Imputation#
The survey_enhance.impute
module contains classes for imputing missing values in a dataset by training random forest models and using them to predict the missing values (as well as some functionality for adjusting the distribution of predicted values).
- class survey_enhance.impute.Imputation[source]#
Bases:
object
An Imputation represents a learned function f(input_variables) -> output_variables.
- X_category_mappings: List[Dict[str, int]] = None#
The mapping from category names to integers for each input variable.
- X_columns: List[str]#
The names of the input variables.
- Y_columns: List[str]#
The names of the output variables.
- static load(path: str) survey_enhance.impute.Imputation [source]#
Load the imputation model from disk.
- Parameters
path (str) – The path to load the model from.
- Returns
The imputation model.
- Return type
- models: List[survey_enhance.impute.ManyToOneImputation]#
Each column of the output variables is predicted by a separate model, stored in this list.
- predict(X: pandas.core.frame.DataFrame, mean_quantile: float = 0.5, verbose: bool = False) pandas.core.frame.DataFrame [source]#
Predict the output variables for the input dataset.
- Parameters
X (pd.DataFrame) – The dataset to predict on.
mean_quantile (float) – The beta parameter for the imputation.
- Returns
The predicted dataset.
- Return type
pd.DataFrame
- random_generator: numpy.random._generator.Generator = None#
The random generator used to sample from the distribution of the imputation.
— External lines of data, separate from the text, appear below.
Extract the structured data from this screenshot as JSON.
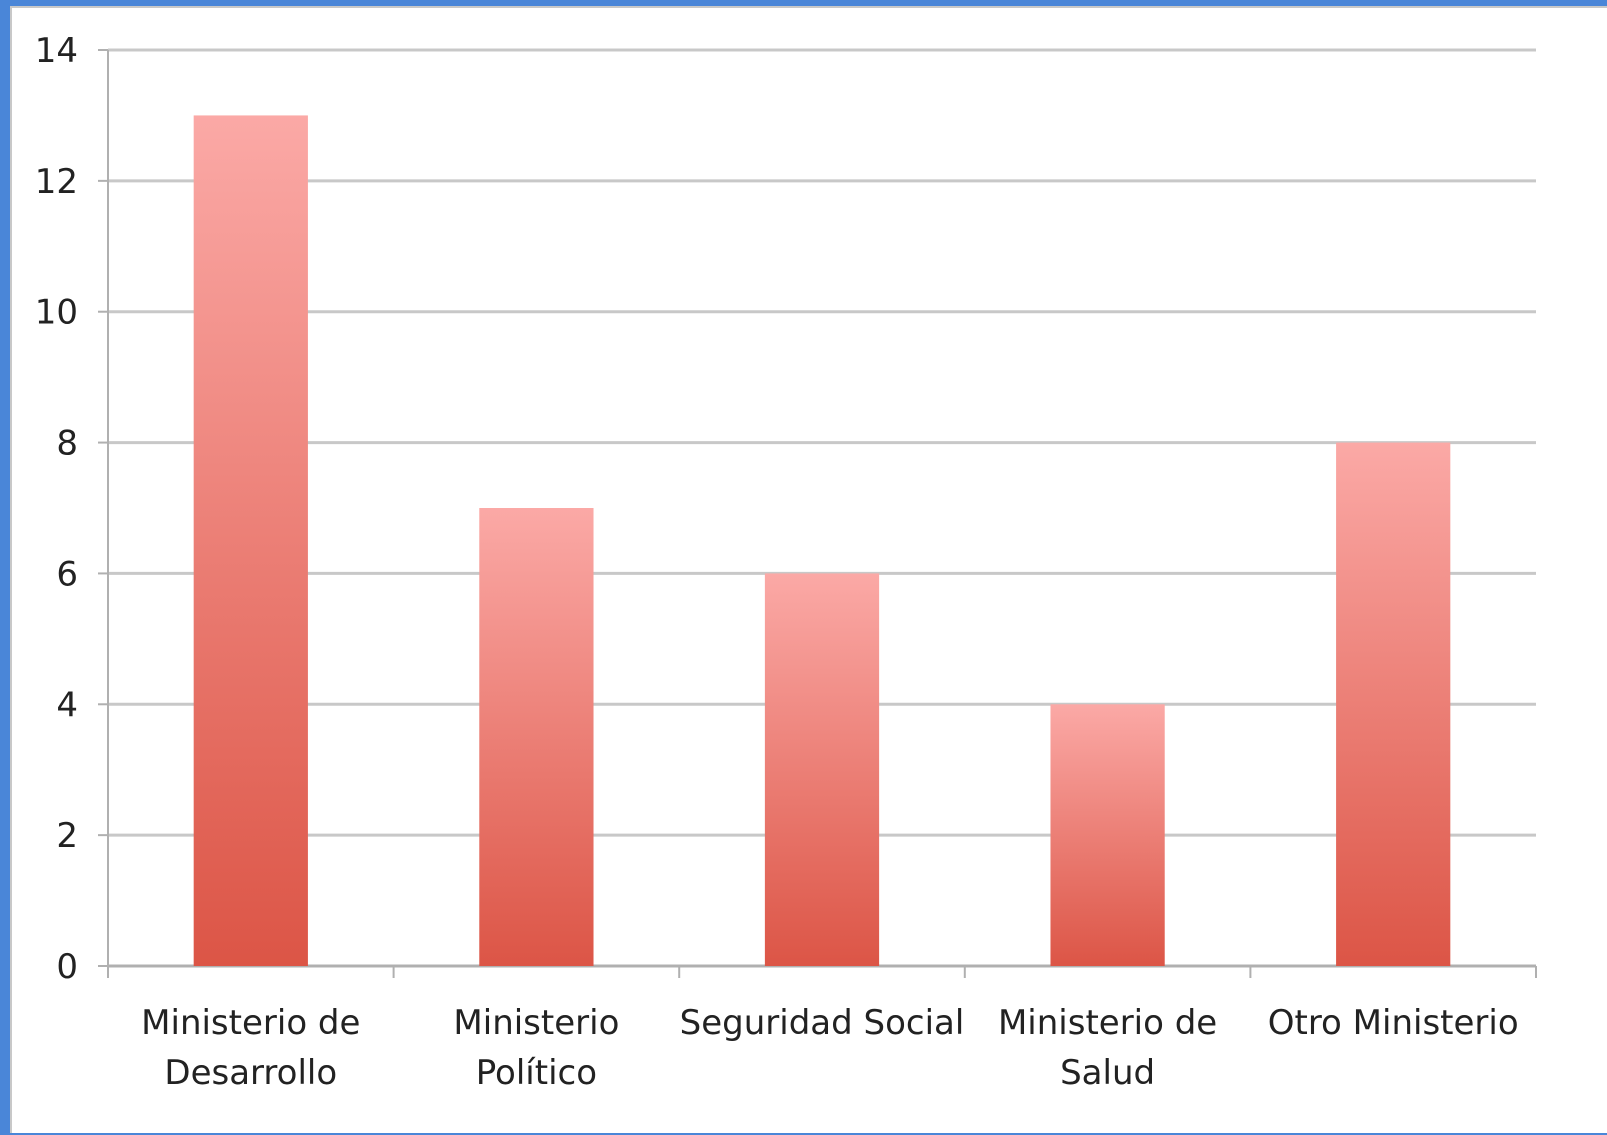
{
  "chart_data": {
    "type": "bar",
    "title": "",
    "xlabel": "",
    "ylabel": "",
    "categories": [
      [
        "Ministerio de",
        "Desarrollo"
      ],
      [
        "Ministerio",
        "Político"
      ],
      [
        "Seguridad Social"
      ],
      [
        "Ministerio de",
        "Salud"
      ],
      [
        "Otro Ministerio"
      ]
    ],
    "values": [
      13,
      7,
      6,
      4,
      8
    ],
    "ylim": [
      0,
      14
    ],
    "yticks": [
      0,
      2,
      4,
      6,
      8,
      10,
      12,
      14
    ],
    "grid": true,
    "legend": "none",
    "colors": {
      "bar_top": "#fba9a6",
      "bar_bottom": "#dc5546",
      "grid": "#c8c8c8",
      "axis": "#b0b0b0"
    }
  }
}
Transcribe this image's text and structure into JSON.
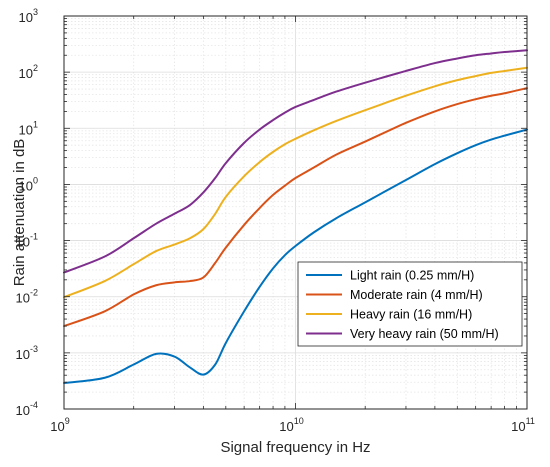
{
  "chart_data": {
    "type": "line",
    "title": "",
    "xlabel": "Signal frequency in Hz",
    "ylabel": "Rain attenuation in dB",
    "xscale": "log",
    "yscale": "log",
    "xlim": [
      1000000000.0,
      100000000000.0
    ],
    "ylim": [
      0.0001,
      1000.0
    ],
    "grid": true,
    "minor_grid": true,
    "legend_position": "bottom-right",
    "x_ticks": [
      {
        "base": "10",
        "exp": "9",
        "value": 1000000000.0
      },
      {
        "base": "10",
        "exp": "10",
        "value": 10000000000.0
      },
      {
        "base": "10",
        "exp": "11",
        "value": 100000000000.0
      }
    ],
    "y_ticks": [
      {
        "base": "10",
        "exp": "-4",
        "value": 0.0001
      },
      {
        "base": "10",
        "exp": "-3",
        "value": 0.001
      },
      {
        "base": "10",
        "exp": "-2",
        "value": 0.01
      },
      {
        "base": "10",
        "exp": "-1",
        "value": 0.1
      },
      {
        "base": "10",
        "exp": "0",
        "value": 1.0
      },
      {
        "base": "10",
        "exp": "1",
        "value": 10.0
      },
      {
        "base": "10",
        "exp": "2",
        "value": 100.0
      },
      {
        "base": "10",
        "exp": "3",
        "value": 1000.0
      }
    ],
    "x": [
      1000000000.0,
      1500000000.0,
      2000000000.0,
      2500000000.0,
      3000000000.0,
      3500000000.0,
      4000000000.0,
      4500000000.0,
      5000000000.0,
      6000000000.0,
      7000000000.0,
      8000000000.0,
      9000000000.0,
      10000000000.0,
      12000000000.0,
      15000000000.0,
      20000000000.0,
      30000000000.0,
      40000000000.0,
      50000000000.0,
      60000000000.0,
      70000000000.0,
      80000000000.0,
      100000000000.0
    ],
    "series": [
      {
        "name": "Light rain (0.25 mm/H)",
        "color": "#0072BD",
        "values": [
          0.00029,
          0.00036,
          0.00062,
          0.00096,
          0.00086,
          0.00055,
          0.00041,
          0.00062,
          0.0015,
          0.0055,
          0.015,
          0.032,
          0.055,
          0.08,
          0.14,
          0.25,
          0.48,
          1.2,
          2.3,
          3.6,
          5.0,
          6.3,
          7.4,
          9.5
        ]
      },
      {
        "name": "Moderate rain (4 mm/H)",
        "color": "#D95319",
        "values": [
          0.003,
          0.0055,
          0.011,
          0.016,
          0.018,
          0.019,
          0.022,
          0.04,
          0.075,
          0.19,
          0.38,
          0.65,
          0.95,
          1.3,
          2.0,
          3.4,
          5.8,
          12.5,
          20,
          27,
          33,
          38,
          42,
          52
        ]
      },
      {
        "name": "Heavy rain (16 mm/H)",
        "color": "#EDB120",
        "values": [
          0.0098,
          0.019,
          0.038,
          0.065,
          0.085,
          0.11,
          0.16,
          0.3,
          0.6,
          1.4,
          2.5,
          3.8,
          5.2,
          6.5,
          9.2,
          13.5,
          21,
          38,
          56,
          72,
          85,
          97,
          105,
          120
        ]
      },
      {
        "name": "Very heavy rain (50 mm/H)",
        "color": "#7E2F8E",
        "values": [
          0.027,
          0.052,
          0.11,
          0.2,
          0.3,
          0.43,
          0.72,
          1.3,
          2.4,
          5.5,
          9.5,
          14,
          19,
          24,
          32,
          45,
          65,
          105,
          145,
          175,
          200,
          215,
          228,
          245
        ]
      }
    ]
  }
}
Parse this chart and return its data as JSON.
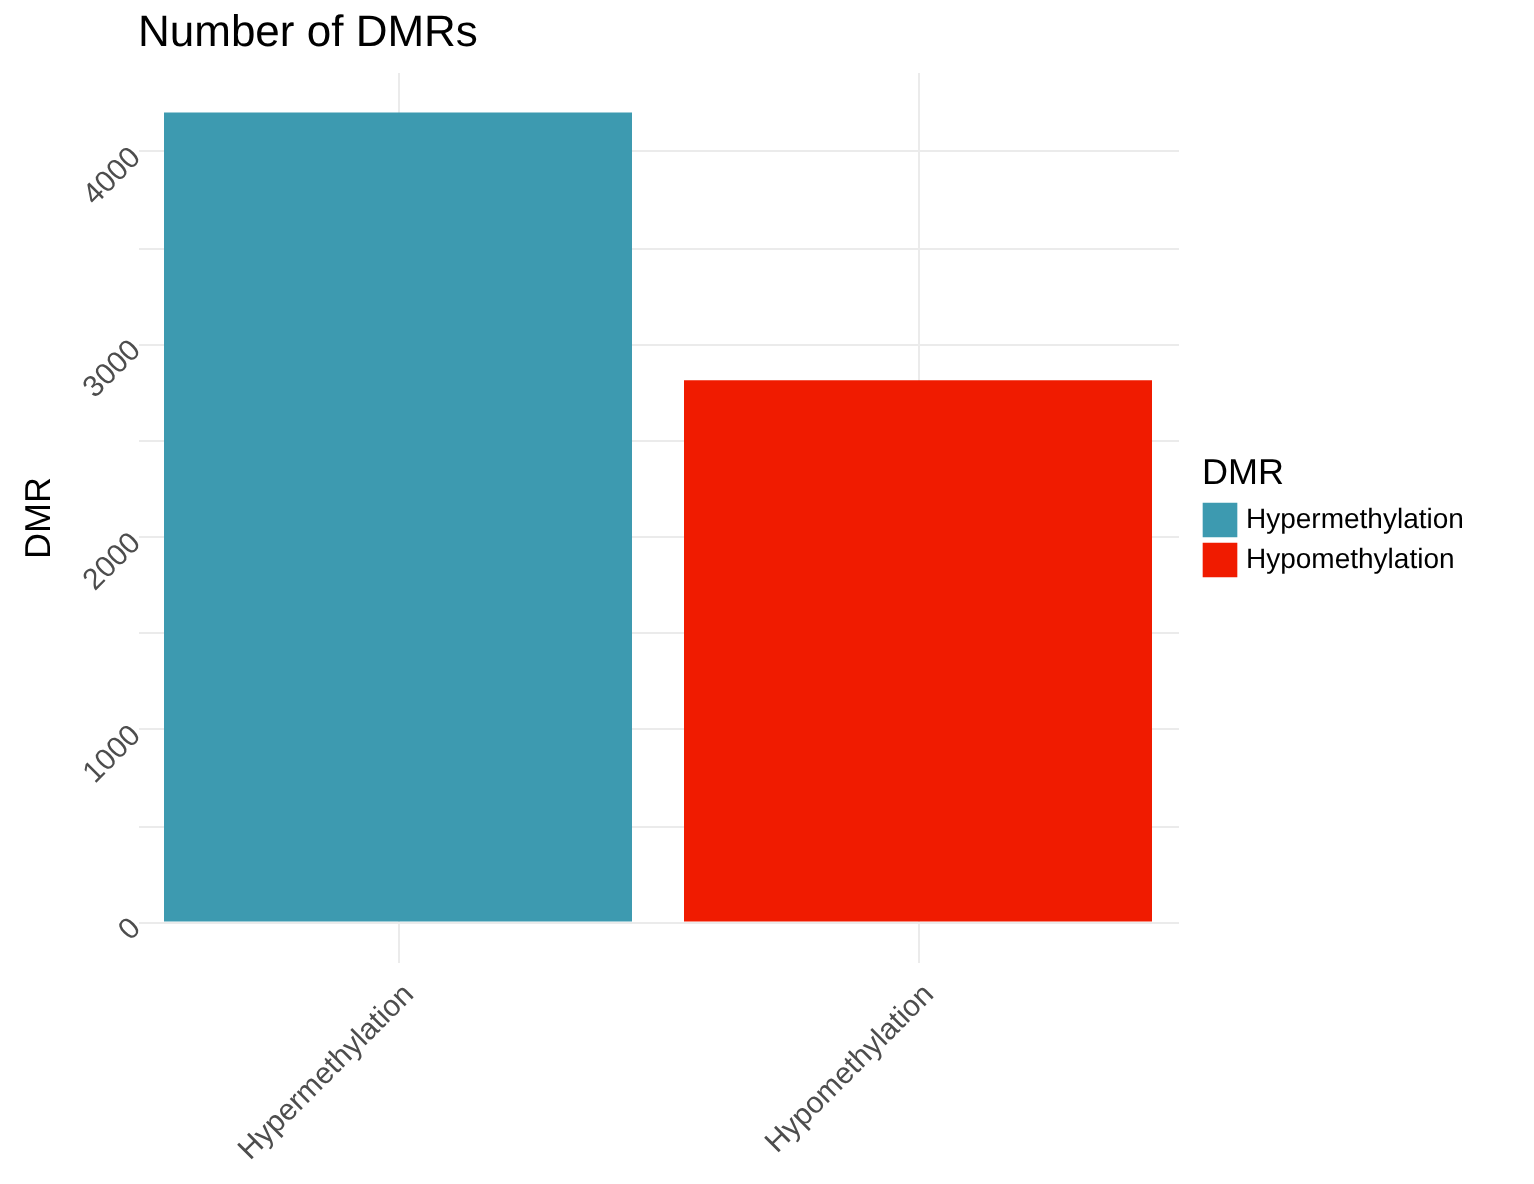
{
  "chart_data": {
    "type": "bar",
    "title": "Number of DMRs",
    "ylabel": "DMR",
    "legend_title": "DMR",
    "categories": [
      "Hypermethylation",
      "Hypomethylation"
    ],
    "series": [
      {
        "name": "Hypermethylation",
        "color": "#3d9ab0",
        "values": [
          4200,
          null
        ]
      },
      {
        "name": "Hypomethylation",
        "color": "#f01b00",
        "values": [
          null,
          2810
        ]
      }
    ],
    "ylim": [
      -210,
      4410
    ],
    "yticks": [
      0,
      {
        "value": 500,
        "label": null
      },
      1000,
      {
        "value": 1500,
        "label": null
      },
      2000,
      {
        "value": 2500,
        "label": null
      },
      3000,
      {
        "value": 3500,
        "label": null
      },
      4000
    ],
    "grid": true,
    "legend": "right"
  }
}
- save(path: str)[source]#
Save the imputation model to disk.
- Parameters
path (str) – The path to save the model to.
- solve_for_mean_quantiles(targets: list, input_data: pandas.core.frame.DataFrame, weights: pandas.core.series.Series)[source]#
- train(X: pandas.core.frame.DataFrame, Y: pandas.core.frame.DataFrame, num_trees: int = 100)[source]#
Train a random forest model to predict the output variables from the input variables.
- Parameters
X (pd.DataFrame) – The dataset containing the input variables.
Y (pd.DataFrame) – The dataset containing the output variables.
- class survey_enhance.impute.ManyToOneImputation[source]#
Bases:
object
An Imputation consists of a set of ManyToOneImputation models, one for each output variable.
- model: sklearn.ensemble._forest.RandomForestRegressor#
The random forest model.
- predict(X: pandas.core.frame.DataFrame, mean_quantile: float = 0.5, random_generator: Optional[numpy.random._generator.Generator] = None) pandas.core.frame.DataFrame [source]#
Predict the output variable for the input dataset.
- Parameters
X (pd.DataFrame) – The dataset to predict on.
mean_quantile (float) – The mean quantile under the Beta distribution.
random_generator (np.random.Generator) – The random generator.
- Returns
The predicted distribution of values for each input row.
- Return type
pd.Series
- solve_for_mean_quantile(target: float, input_df: pandas.core.frame.DataFrame, weights: numpy.ndarray, max_iterations: int = 10, verbose: bool = False)[source]#
Solve for the mean quantile that produces the target value.
- Parameters
target (float) – The target value.
input_df (pd.DataFrame) – The input dataset.
weights (np.ndarray) – The sample weights.
max_iterations (int, optional) – The maximum number of iterations. Defaults to 5.
verbose (bool, optional) – Whether to print the loss at each iteration. Defaults to False.
- Returns
The mean quantile.
- Return type
float
- train(X: pandas.core.frame.DataFrame, y: pandas.core.series.Series, sample_weight: Optional[pandas.core.series.Series] = None, num_trees: int = 100)[source]#
Train a random forest model to predict the output variable from the input variables.
- Parameters
X (pd.DataFrame) – The dataset containing the input variables.
y (pd.Series) – The dataset containing the output variable.
sample_weight (pd.Series) – The sample weights.